UK retail sales start to recover in June, department stores beat specialists
Official data on Friday showed that June’s retail sales volumes rose 13.9% month-on-month in June, while values rose 13.6%, “as non-food and fuel stores continue their recovery from the sharp falls experienced since the start of the coronavirus pandemic”.
Successive monthly volume increases during May and June have actually brought total sales to “a similar level as before the coronavirus pandemic," according to the Office for National Statistics. However, there’s a mixed picture in different store types.
In June, while non-food stores showed strong monthly volume growth at 45.5%, levels “have still not recovered from the sharp falls experienced in March and April”.
Total retail sales figures are still down year-on-year with June volumes down 1.6% and values down 3.2%. But this does nonetheless show sales getting slowly back to normal.
The ONS also said the proportion of online spending as part of the total spend reduced to 31.8% in June when compared with the record 33.3% reported in May, but is a “considerable increase” from the 20% reported in February.

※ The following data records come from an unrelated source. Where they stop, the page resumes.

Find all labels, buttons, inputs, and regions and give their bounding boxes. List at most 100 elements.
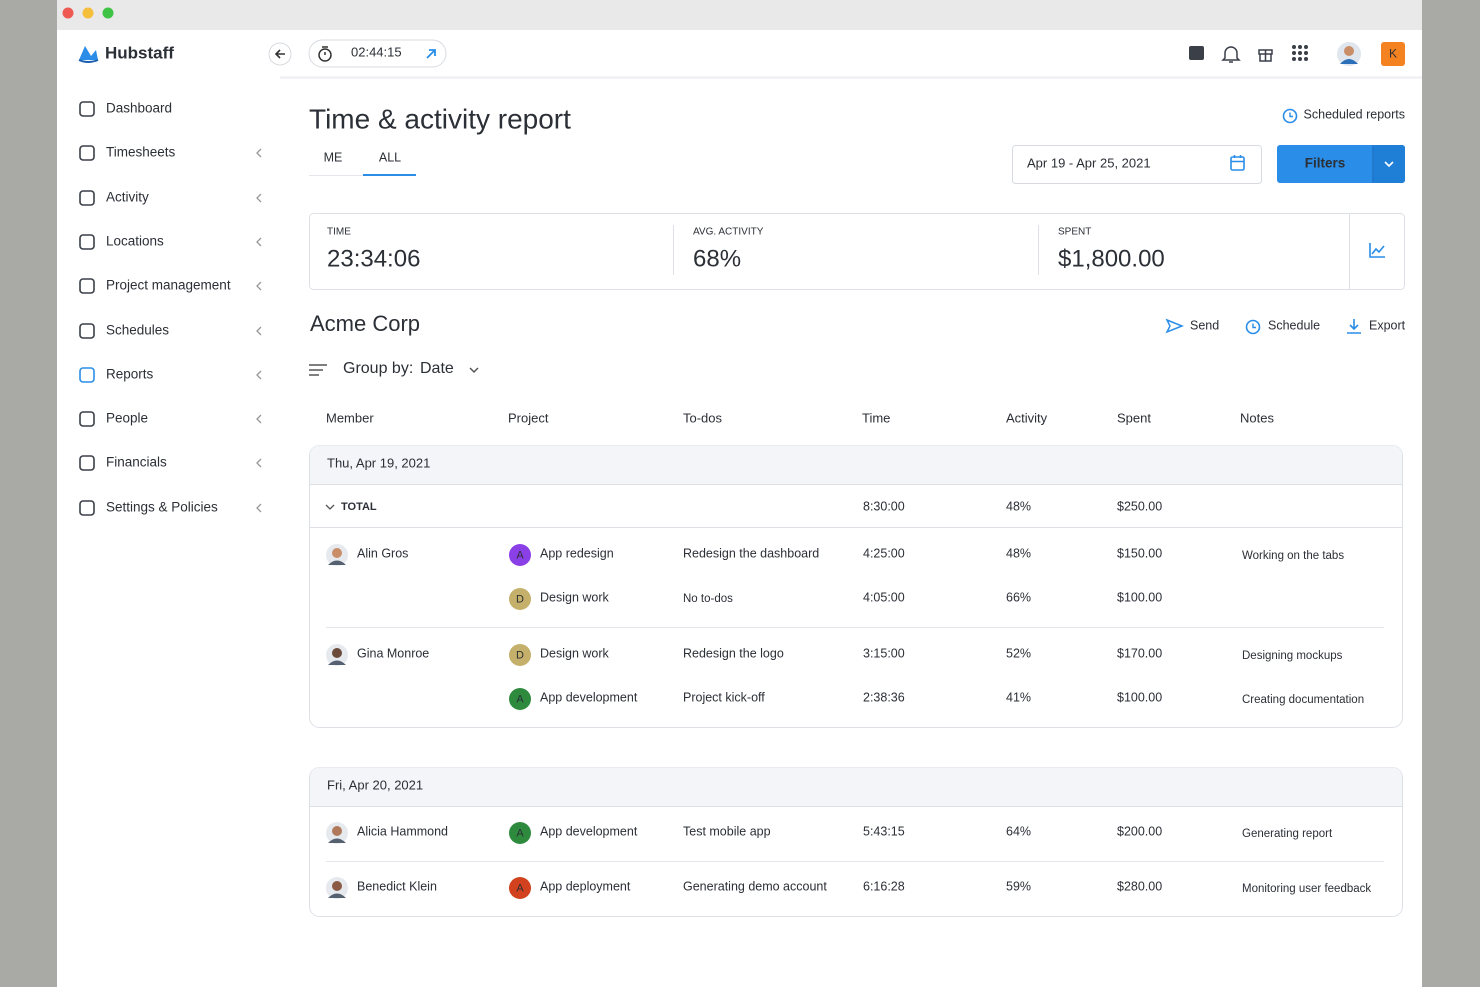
- project-initial: D: [516, 649, 524, 661]
- report-action[interactable]: Export: [1369, 318, 1406, 332]
- entry-notes: Monitoring user feedback: [1242, 883, 1371, 895]
- nav-item[interactable]: People: [106, 411, 148, 426]
- report-action[interactable]: Send: [1190, 318, 1219, 332]
- chart-toggle[interactable]: [1369, 243, 1385, 258]
- member-avatar-body: [328, 560, 346, 565]
- nav-icon: [79, 145, 95, 161]
- group-by-label: Group by:: [343, 360, 413, 377]
- page-title: Time & activity report: [309, 103, 571, 134]
- column-header: Project: [508, 410, 549, 425]
- entry-spent: $170.00: [1117, 646, 1162, 660]
- project-initial: A: [516, 827, 524, 839]
- project-name[interactable]: App deployment: [540, 879, 631, 893]
- entry-time: 6:16:28: [863, 879, 905, 893]
- group-date: Thu, Apr 19, 2021: [327, 455, 430, 470]
- summary-value: 68%: [693, 245, 741, 272]
- entry-spent: $150.00: [1117, 546, 1162, 560]
- nav-icon: [79, 500, 95, 516]
- nav-chevron[interactable]: [256, 370, 262, 380]
- nav-chevron[interactable]: [256, 237, 262, 247]
- bell-icon[interactable]: [1221, 46, 1241, 63]
- nav-item[interactable]: Settings & Policies: [106, 500, 218, 515]
- schedule-hand: [1252, 323, 1256, 329]
- summary-label: AVG. ACTIVITY: [693, 227, 764, 238]
- calendar-icon-detail: [1231, 155, 1244, 163]
- timer-open[interactable]: [426, 49, 436, 59]
- nav-item[interactable]: Project management: [106, 278, 231, 293]
- project-badge: [509, 688, 531, 710]
- entry-activity: 59%: [1006, 879, 1031, 893]
- member-name[interactable]: Benedict Klein: [357, 879, 437, 893]
- close-dot[interactable]: [62, 7, 74, 19]
- nav-item[interactable]: Activity: [106, 190, 149, 205]
- tab[interactable]: ME: [324, 150, 343, 164]
- nav-item[interactable]: Timesheets: [106, 145, 176, 160]
- nav-item[interactable]: Locations: [106, 234, 164, 249]
- org-badge[interactable]: [1381, 42, 1405, 66]
- group-by-chevron[interactable]: [469, 367, 479, 374]
- column-header: To-dos: [683, 410, 723, 425]
- scheduled-reports-link[interactable]: Scheduled reports: [1304, 107, 1405, 121]
- group-date: Fri, Apr 20, 2021: [327, 777, 423, 792]
- project-initial: A: [516, 549, 524, 561]
- member-avatar-body: [328, 660, 346, 665]
- project-name[interactable]: Design work: [540, 646, 610, 660]
- member-name[interactable]: Alin Gros: [357, 546, 408, 560]
- todo: Redesign the dashboard: [683, 546, 819, 560]
- column-header: Time: [862, 410, 890, 425]
- brand: Hubstaff: [105, 43, 174, 62]
- nav-chevron[interactable]: [256, 414, 262, 424]
- apps-icon[interactable]: [1292, 45, 1308, 61]
- nav-chevron[interactable]: [256, 193, 262, 203]
- nav-icon: [79, 367, 95, 383]
- nav-chevron[interactable]: [256, 326, 262, 336]
- nav-item[interactable]: Financials: [106, 455, 167, 470]
- nav-chevron[interactable]: [256, 458, 262, 468]
- filters-dropdown[interactable]: [1373, 145, 1406, 183]
- column-header: Member: [326, 410, 374, 425]
- project-name[interactable]: App redesign: [540, 546, 614, 560]
- summary-value: 23:34:06: [327, 245, 420, 272]
- group-by-value[interactable]: Date: [420, 360, 454, 377]
- entry-activity: 48%: [1006, 546, 1031, 560]
- nav-chevron[interactable]: [256, 148, 262, 158]
- total-chevron[interactable]: [325, 504, 335, 510]
- timer-pill[interactable]: [308, 39, 447, 68]
- entry-activity: 41%: [1006, 690, 1031, 704]
- total-label: TOTAL: [341, 501, 377, 513]
- org-initial: K: [1389, 47, 1397, 61]
- entry-time: 3:15:00: [863, 646, 905, 660]
- nav-chevron[interactable]: [256, 281, 262, 291]
- member-name[interactable]: Alicia Hammond: [357, 824, 448, 838]
- nav-icon: [79, 101, 95, 117]
- nav-item[interactable]: Reports: [106, 367, 154, 382]
- nav-icon: [79, 411, 95, 427]
- entry-time: 5:43:15: [863, 824, 905, 838]
- stopwatch-hand: [322, 46, 328, 55]
- date-group-header: [310, 445, 1402, 484]
- entry-spent: $280.00: [1117, 879, 1162, 893]
- report-action[interactable]: Schedule: [1268, 318, 1320, 332]
- collapse-arrow: [274, 49, 285, 59]
- nav-item[interactable]: Schedules: [106, 323, 169, 338]
- clock-hand: [1289, 112, 1293, 118]
- tab[interactable]: ALL: [379, 150, 401, 164]
- member-name[interactable]: Gina Monroe: [357, 646, 429, 660]
- entry-notes: Working on the tabs: [1242, 550, 1344, 562]
- entry-time: 2:38:36: [863, 690, 905, 704]
- gift-icon[interactable]: [1258, 49, 1273, 62]
- project-name[interactable]: App development: [540, 690, 638, 704]
- project-name[interactable]: App development: [540, 824, 638, 838]
- date-picker[interactable]: [1012, 145, 1262, 184]
- zoom-dot[interactable]: [102, 7, 114, 19]
- nav-item[interactable]: Dashboard: [106, 101, 172, 116]
- summary-card: [309, 213, 1405, 290]
- help-icon[interactable]: [1189, 46, 1204, 60]
- minimize-dot[interactable]: [82, 7, 94, 19]
- date-group-header: [310, 767, 1402, 806]
- nav-chevron[interactable]: [256, 503, 262, 513]
- project-initial: A: [516, 882, 524, 894]
- window-titlebar: [57, 0, 1422, 30]
- project-name[interactable]: Design work: [540, 590, 610, 604]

That said, online sales values were up 53.6% in June compared to the last ‘normal’ month (February) and they rose 1.1% compared to May, which is a surprise given that non-essential shops reopened last month.
Those non-essential stores were among the hardest hit during the pandemic for obvious reasons. Despite strong month-on-month sales growth in June, they remain below historical levels and compared with February were down 15% by volume and 15.9% by value last month.
As far as value was concerned that total 15.9% drop translates into a 32.8% fall for non-essential physical shops and a 73.3% rise for webstores.
Meanwhile, based on that same metric, department stores have fallen 5.2% since February with their shops down 28.3% and their e-stores up 111.3%. And textile, clothing & footwear specialists are down 34.9% overall with shops down 50.8% and webstores up 26.8%. Department stores clearly fared better than specialists during the pandemic.